Selm Wenselaers has interviewed our Moving Futures artists festival during the organized after talk. We took a moment to ask them few questions:
You took the time to interview some of the artists of Moving Futures. What sparked your attention? Were there similarities in their answers or approaches?
I was pleasantly surprised by the resilience and resourcefulness shown by the creators. It has been an exhausting year, in which I myself regularly lost the sense of things and energy. It touched me to see how these young people kept moving forward.
In your opinion, is presenting dance online an obligation due to the times we are living? Or do you think there are positive aspects of this format?
The makers of Moving Futures show that there are other ways to present their work in this day and age, such as with the DIY projects where the audience gets to work on their own.
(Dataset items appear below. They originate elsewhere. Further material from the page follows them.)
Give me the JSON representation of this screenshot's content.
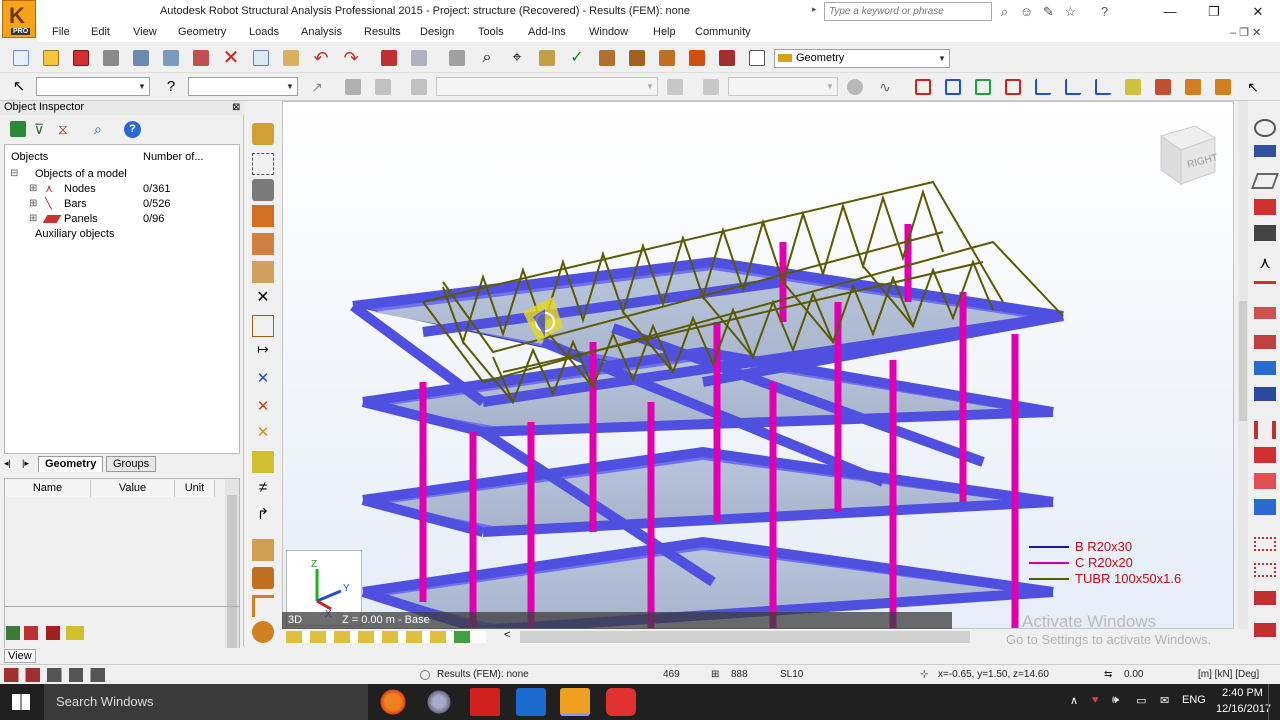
{
  "app": {
    "logo_text": "K",
    "logo_badge": "PRO",
    "title": "Autodesk Robot Structural Analysis Professional 2015 - Project: structure (Recovered) - Results (FEM): none",
    "search_placeholder": "Type a keyword or phrase"
  },
  "menu": [
    "File",
    "Edit",
    "View",
    "Geometry",
    "Loads",
    "Analysis",
    "Results",
    "Design",
    "Tools",
    "Add-Ins",
    "Window",
    "Help",
    "Community"
  ],
  "toolbar": {
    "layout_combo": "Geometry"
  },
  "object_inspector": {
    "title": "Object Inspector",
    "col_objects": "Objects",
    "col_number": "Number of...",
    "root": "Objects of a model",
    "items": [
      {
        "label": "Nodes",
        "count": "0/361"
      },
      {
        "label": "Bars",
        "count": "0/526"
      },
      {
        "label": "Panels",
        "count": "0/96"
      }
    ],
    "aux": "Auxiliary objects",
    "tabs": [
      "Geometry",
      "Groups"
    ],
    "prop_cols": [
      "Name",
      "Value",
      "Unit"
    ]
  },
  "viewport": {
    "cube_label": "RIGHT",
    "legend": [
      {
        "label": "B R20x30",
        "color": "#1a1aa0"
      },
      {
        "label": "C R20x20",
        "color": "#d000a0"
      },
      {
        "label": "TUBR 100x50x1.6",
        "color": "#5a5a00"
      }
    ],
    "view_mode": "3D",
    "level": "Z = 0.00 m - Base",
    "watermark1": "Activate Windows",
    "watermark2": "Go to Settings to activate Windows."
  },
  "status": {
    "view_tab": "View",
    "results": "Results (FEM): none",
    "num1": "469",
    "num2": "888",
    "section": "SL10",
    "coords": "x=-0.65, y=1.50, z=14.60",
    "value": "0.00",
    "units": "[m] [kN] [Deg]"
  },
  "taskbar": {
    "search": "Search Windows",
    "lang": "ENG",
    "time": "2:40 PM",
    "date": "12/16/2017"
  },
  "colors": {
    "slab": "#7878ff",
    "column": "#d000a0",
    "truss": "#5a5a00"
  }
}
Over the past year, we have collectively explored the virtual environment: an online dance festival offers a nice reflection on this.
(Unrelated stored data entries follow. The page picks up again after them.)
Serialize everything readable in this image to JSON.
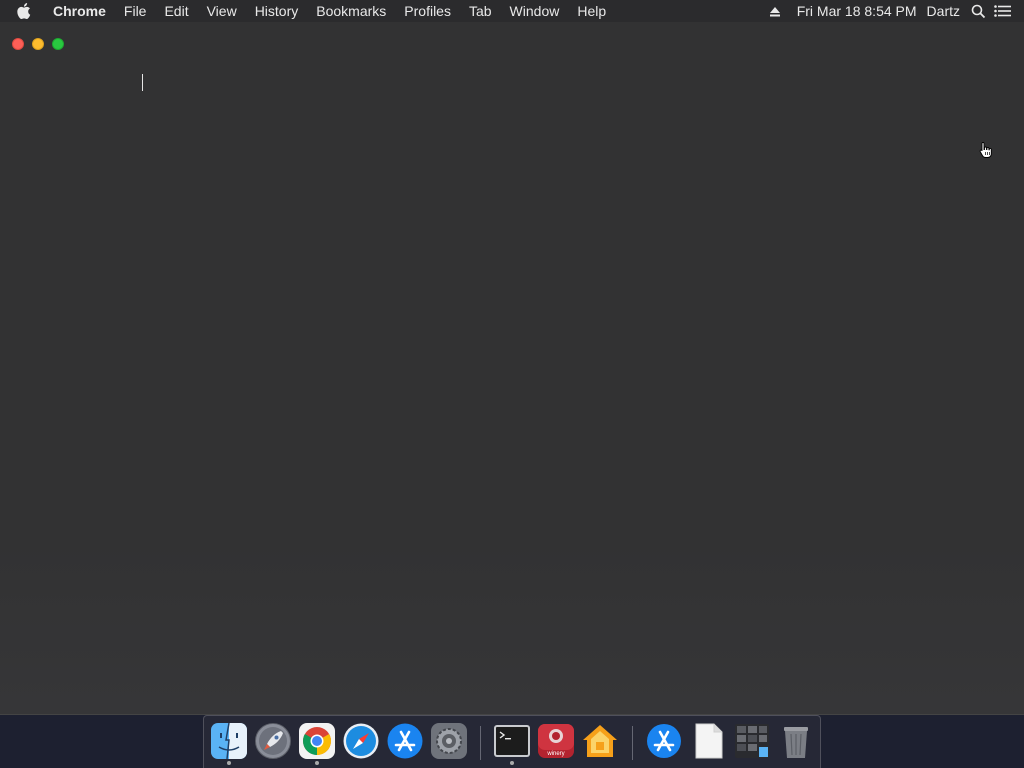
{
  "menubar": {
    "app_name": "Chrome",
    "items": [
      "File",
      "Edit",
      "View",
      "History",
      "Bookmarks",
      "Profiles",
      "Tab",
      "Window",
      "Help"
    ],
    "datetime": "Fri Mar 18  8:54 PM",
    "user": "Dartz",
    "icons": [
      "apple-icon",
      "eject-icon",
      "spotlight-search-icon",
      "notification-center-icon"
    ]
  },
  "window": {
    "controls": [
      "close-button",
      "minimize-button",
      "zoom-button"
    ]
  },
  "dock": {
    "apps": [
      {
        "name": "finder",
        "running": true
      },
      {
        "name": "launchpad",
        "running": false
      },
      {
        "name": "chrome",
        "running": true
      },
      {
        "name": "safari",
        "running": false
      },
      {
        "name": "app-store",
        "running": false
      },
      {
        "name": "system-preferences",
        "running": false
      },
      {
        "name": "terminal",
        "running": true
      },
      {
        "name": "winery",
        "running": false,
        "label": "winery"
      },
      {
        "name": "home",
        "running": false
      },
      {
        "name": "app-store-folder",
        "running": false
      },
      {
        "name": "document",
        "running": false
      },
      {
        "name": "screenshots-folder",
        "running": false
      },
      {
        "name": "trash",
        "running": false
      }
    ]
  }
}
As dramaturge and professional spectator, what do you love to see in a dance performance?
Energy and connection. I like to surrender to the energy of the performers. This is often difficult in an online performance, but not impossible, as it turns out.
Having met some young choreographers and knowing about the artistic field, how do you think dance is going to evolve in the future?
I find social choreography wildly interesting, inviting the audience to move and experience for themselves. This is undoubtedly due to the year of standstill we just had.